🤖 AI Summary
This paper addresses the fundamental stability–plasticity dilemma in continual named entity recognition (CNER), where models struggle to retain prior knowledge while adapting to new entities. To resolve this, we propose a dual-perspective co-optimization framework jointly regulating representation and parameter spaces. Methodologically: (1) We design representation-dimension-aggregated knowledge distillation to mitigate excessive stability induced by conventional knowledge distillation; (2) we introduce a weight-guided selective fusion mechanism that dynamically balances parameter inheritance from old models and adaptation to new tasks; (3) we adopt a confidence-driven pseudo-labeling strategy to suppress semantic drift in non-entity classes. Evaluated across three benchmark datasets under ten diverse continual learning settings, our approach consistently outperforms existing state-of-the-art methods. It is the first to achieve controllable trade-offs in both representation and parameter spaces, establishing an interpretable and scalable paradigm for CNER continual learning.
📝 Abstract
Continual Named Entity Recognition (CNER) is an evolving field that focuses on sequentially updating an existing model to incorporate new entity types. Previous CNER methods primarily utilize Knowledge Distillation (KD) to preserve prior knowledge and overcome catastrophic forgetting, strictly ensuring that the representations of old and new models remain consistent. Consequently, they often impart the model with excessive stability (i.e., retention of old knowledge) but limited plasticity (i.e., acquisition of new knowledge). To address this issue, we propose a Stability-Plasticity Trade-off (SPT) method for CNER that balances these aspects from both representation and weight perspectives.
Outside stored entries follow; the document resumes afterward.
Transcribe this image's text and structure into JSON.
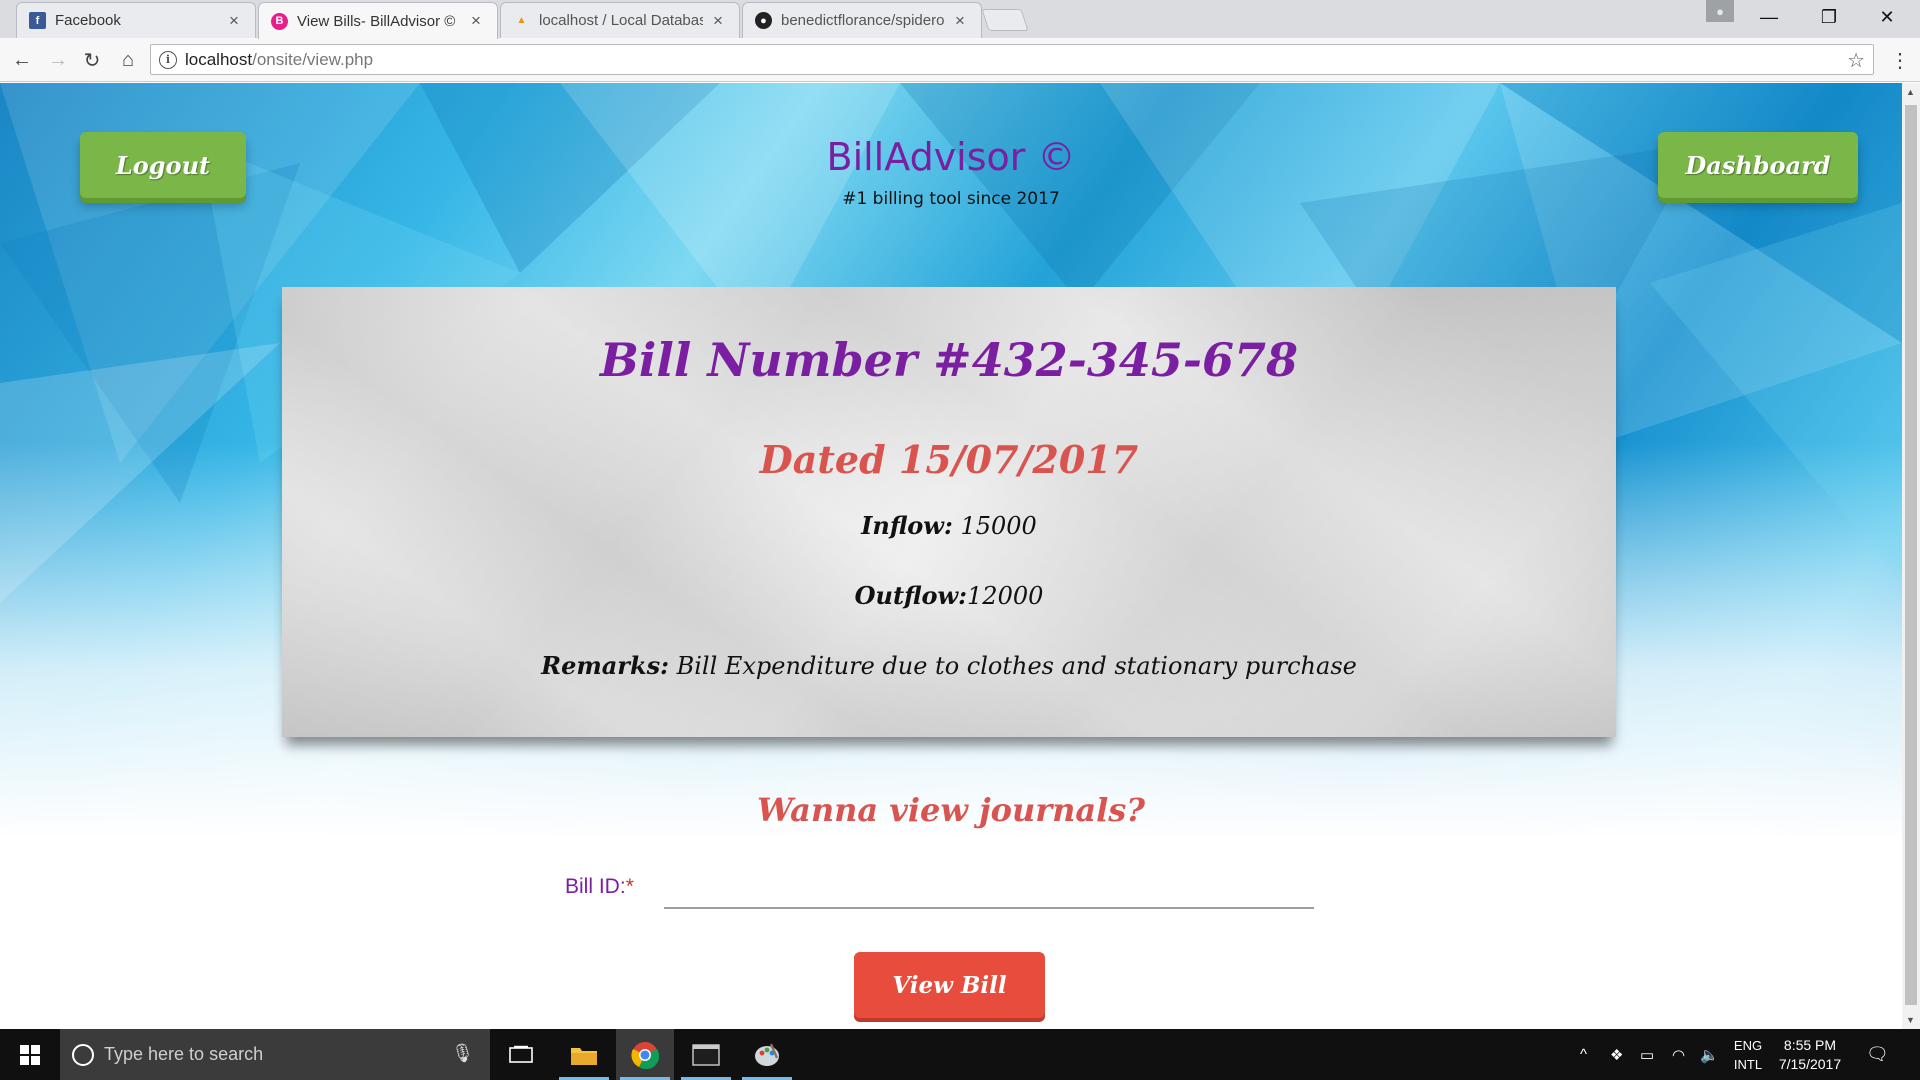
{
  "browser": {
    "tabs": [
      {
        "title": "Facebook",
        "favicon": "facebook-icon"
      },
      {
        "title": "View Bills- BillAdvisor ©",
        "favicon": "billadvisor-icon"
      },
      {
        "title": "localhost / Local Databas",
        "favicon": "phpmyadmin-icon"
      },
      {
        "title": "benedictflorance/spidero",
        "favicon": "github-icon"
      }
    ],
    "url_host": "localhost",
    "url_path": "/onsite/view.php"
  },
  "page": {
    "logout_label": "Logout",
    "dashboard_label": "Dashboard",
    "brand": "BillAdvisor ©",
    "tagline": "#1 billing tool since 2017",
    "bill": {
      "number_text": "Bill Number #432-345-678",
      "date_text": "Dated 15/07/2017",
      "inflow_label": "Inflow:",
      "inflow_value": " 15000",
      "outflow_label": "Outflow:",
      "outflow_value": "12000",
      "remarks_label": "Remarks:",
      "remarks_value": " Bill Expenditure due to clothes and stationary purchase"
    },
    "form": {
      "title": "Wanna view journals?",
      "bill_id_label": "Bill ID:",
      "required_mark": "*",
      "bill_id_value": "",
      "submit_label": "View Bill"
    }
  },
  "taskbar": {
    "search_placeholder": "Type here to search",
    "lang_line1": "ENG",
    "lang_line2": "INTL",
    "time": "8:55 PM",
    "date": "7/15/2017"
  },
  "colors": {
    "brand_purple": "#7b1fa2",
    "accent_red": "#d9534f",
    "button_green": "#7ab648",
    "button_red": "#e74c3c"
  }
}
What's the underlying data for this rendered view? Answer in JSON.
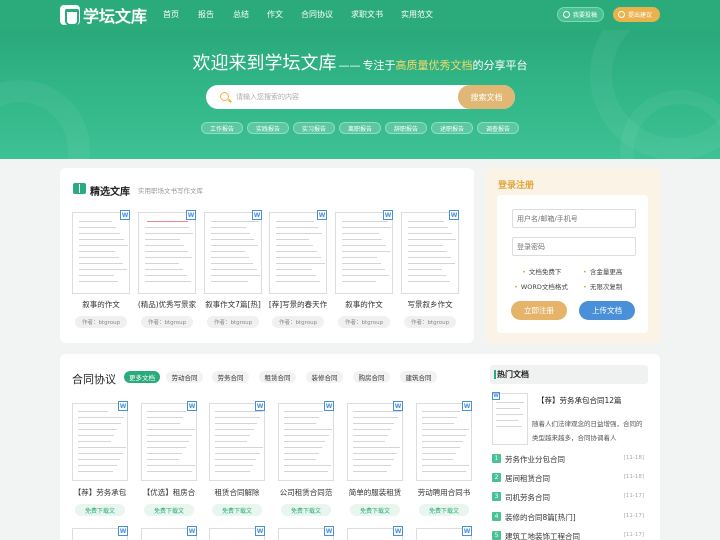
{
  "nav": {
    "logo": "学坛文库",
    "items": [
      "首页",
      "报告",
      "总结",
      "作文",
      "合同协议",
      "求职文书",
      "实用范文"
    ],
    "submit_label": "我要投稿",
    "suggest_label": "提出建议"
  },
  "hero": {
    "title": "欢迎来到学坛文库",
    "dash": "——",
    "subtitle_prefix": "专注于",
    "subtitle_highlight": "高质量优秀文档",
    "subtitle_suffix": "的分享平台",
    "search_placeholder": "请输入您搜索的内容",
    "search_button": "搜索文档",
    "tags": [
      "工作报告",
      "实践报告",
      "实习报告",
      "离职报告",
      "辞职报告",
      "述职报告",
      "调查报告"
    ]
  },
  "featured": {
    "title": "精选文库",
    "subtitle": "实用职场文书写作文库",
    "docs": [
      {
        "title": "叙事的作文",
        "author": "作者：btgroup"
      },
      {
        "title": "(精品)优秀写景家",
        "author": "作者：btgroup"
      },
      {
        "title": "叙事作文7篇[热]",
        "author": "作者：btgroup"
      },
      {
        "title": "[荐]写景的春天作",
        "author": "作者：btgroup"
      },
      {
        "title": "叙事的作文",
        "author": "作者：btgroup"
      },
      {
        "title": "写景叙乡作文",
        "author": "作者：btgroup"
      }
    ]
  },
  "login": {
    "title": "登录注册",
    "username_placeholder": "用户名/邮箱/手机号",
    "password_placeholder": "登录密码",
    "features": [
      "文档免费下",
      "含金量更高",
      "WORD文档格式",
      "无限次复制"
    ],
    "register_button": "立即注册",
    "upload_button": "上传文档"
  },
  "contract": {
    "title": "合同协议",
    "more_label": "更多文档",
    "tabs": [
      "劳动合同",
      "劳务合同",
      "租赁合同",
      "装修合同",
      "购房合同",
      "建筑合同"
    ],
    "docs": [
      {
        "title": "【荐】劳务承包",
        "download": "免费下载文"
      },
      {
        "title": "【优选】租房合",
        "download": "免费下载文"
      },
      {
        "title": "租赁合同解除",
        "download": "免费下载文"
      },
      {
        "title": "公司租赁合同范",
        "download": "免费下载文"
      },
      {
        "title": "简单的服装租赁",
        "download": "免费下载文"
      },
      {
        "title": "劳动聘用合同书",
        "download": "免费下载文"
      }
    ]
  },
  "hot": {
    "title": "热门文档",
    "featured_title": "【荐】劳务承包合同12篇",
    "featured_desc": "随着人们法律观念的日益增强，合同的类型越来越多，合同协调着人",
    "items": [
      {
        "num": "1",
        "text": "劳务作业分包合同",
        "date": "[11-18]"
      },
      {
        "num": "2",
        "text": "居间租赁合同",
        "date": "[11-18]"
      },
      {
        "num": "3",
        "text": "司机劳务合同",
        "date": "[11-17]"
      },
      {
        "num": "4",
        "text": "装修的合同8篇[热门]",
        "date": "[11-17]"
      },
      {
        "num": "5",
        "text": "建筑工地装饰工程合同",
        "date": "[11-17]"
      }
    ]
  }
}
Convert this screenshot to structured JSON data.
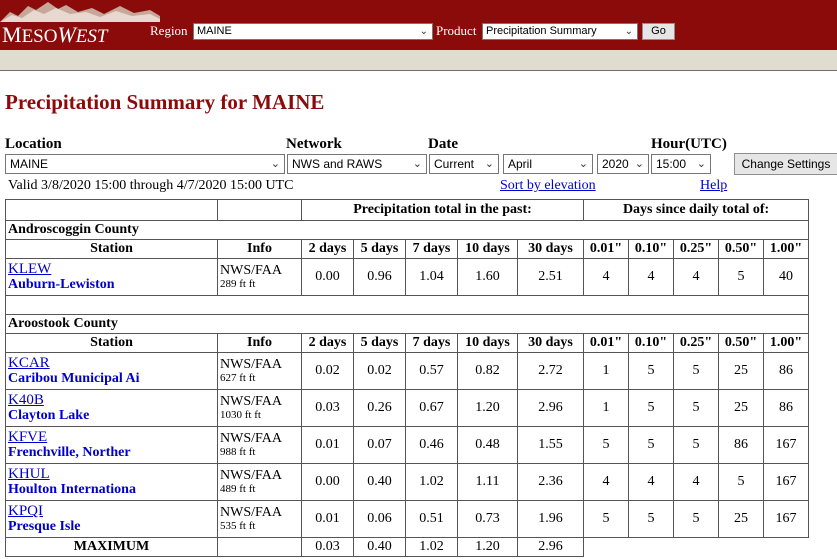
{
  "header": {
    "logo_text_1": "M",
    "logo_text_2": "ESO",
    "logo_text_3": "W",
    "logo_text_4": "EST",
    "region_label": "Region",
    "region_value": "MAINE",
    "product_label": "Product",
    "product_value": "Precipitation Summary",
    "go_label": "Go"
  },
  "page_title": "Precipitation Summary for MAINE",
  "filters": {
    "location_label": "Location",
    "location_value": "MAINE",
    "network_label": "Network",
    "network_value": "NWS and RAWS",
    "date_label": "Date",
    "date_value": "Current",
    "month_value": "April",
    "year_value": "2020",
    "hour_label": "Hour(UTC)",
    "hour_value": "15:00",
    "change_label": "Change Settings"
  },
  "valid_text": "Valid 3/8/2020 15:00 through 4/7/2020 15:00 UTC",
  "sort_link": "Sort by elevation",
  "help_link": "Help",
  "table": {
    "precip_group": "Precipitation total in the past:",
    "days_group": "Days since daily total of:",
    "station_header": "Station",
    "info_header": "Info",
    "precip_cols": [
      "2 days",
      "5 days",
      "7 days",
      "10 days",
      "30 days"
    ],
    "days_cols": [
      "0.01\"",
      "0.10\"",
      "0.25\"",
      "0.50\"",
      "1.00\""
    ],
    "counties": [
      {
        "name": "Androscoggin County",
        "stations": [
          {
            "id": "KLEW",
            "name": "Auburn-Lewiston",
            "network": "NWS/FAA",
            "elev": "289 ft ft",
            "precip": [
              "0.00",
              "0.96",
              "1.04",
              "1.60",
              "2.51"
            ],
            "days": [
              "4",
              "4",
              "4",
              "5",
              "40"
            ]
          }
        ]
      },
      {
        "name": "Aroostook County",
        "stations": [
          {
            "id": "KCAR",
            "name": "Caribou Municipal Ai",
            "network": "NWS/FAA",
            "elev": "627 ft ft",
            "precip": [
              "0.02",
              "0.02",
              "0.57",
              "0.82",
              "2.72"
            ],
            "days": [
              "1",
              "5",
              "5",
              "25",
              "86"
            ]
          },
          {
            "id": "K40B",
            "name": "Clayton Lake",
            "network": "NWS/FAA",
            "elev": "1030 ft ft",
            "precip": [
              "0.03",
              "0.26",
              "0.67",
              "1.20",
              "2.96"
            ],
            "days": [
              "1",
              "5",
              "5",
              "25",
              "86"
            ]
          },
          {
            "id": "KFVE",
            "name": "Frenchville, Norther",
            "network": "NWS/FAA",
            "elev": "988 ft ft",
            "precip": [
              "0.01",
              "0.07",
              "0.46",
              "0.48",
              "1.55"
            ],
            "days": [
              "5",
              "5",
              "5",
              "86",
              "167"
            ]
          },
          {
            "id": "KHUL",
            "name": "Houlton Internationa",
            "network": "NWS/FAA",
            "elev": "489 ft ft",
            "precip": [
              "0.00",
              "0.40",
              "1.02",
              "1.11",
              "2.36"
            ],
            "days": [
              "4",
              "4",
              "4",
              "5",
              "167"
            ]
          },
          {
            "id": "KPQI",
            "name": "Presque Isle",
            "network": "NWS/FAA",
            "elev": "535 ft ft",
            "precip": [
              "0.01",
              "0.06",
              "0.51",
              "0.73",
              "1.96"
            ],
            "days": [
              "5",
              "5",
              "5",
              "25",
              "167"
            ]
          }
        ]
      }
    ],
    "maximum_label": "MAXIMUM",
    "maximum_values": [
      "0.03",
      "0.40",
      "1.02",
      "1.20",
      "2.96"
    ]
  }
}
From the representation perspective, we introduce a pooling operation into the original KD, permitting a level of plasticity by consolidating representation dimensions. From the weight perspective, we dynamically merge the weights of old and new models, strengthening old knowledge while maintaining new knowledge. During this fusion, we implement a weight-guided selective mechanism to prioritize significant weights. Moreover, we develop a confidence-based pseudo-labeling approach for the current non-entity type, which predicts entity types using the old model to handle the semantic shift of the non-entity type, a challenge specific to CNER that has largely been ignored by previous methods. Extensive experiments across ten CNER settings on three benchmark datasets demonstrate that our SPT method surpasses previous CNER approaches, highlighting its effectiveness in achieving a suitable stability-plasticity trade-off.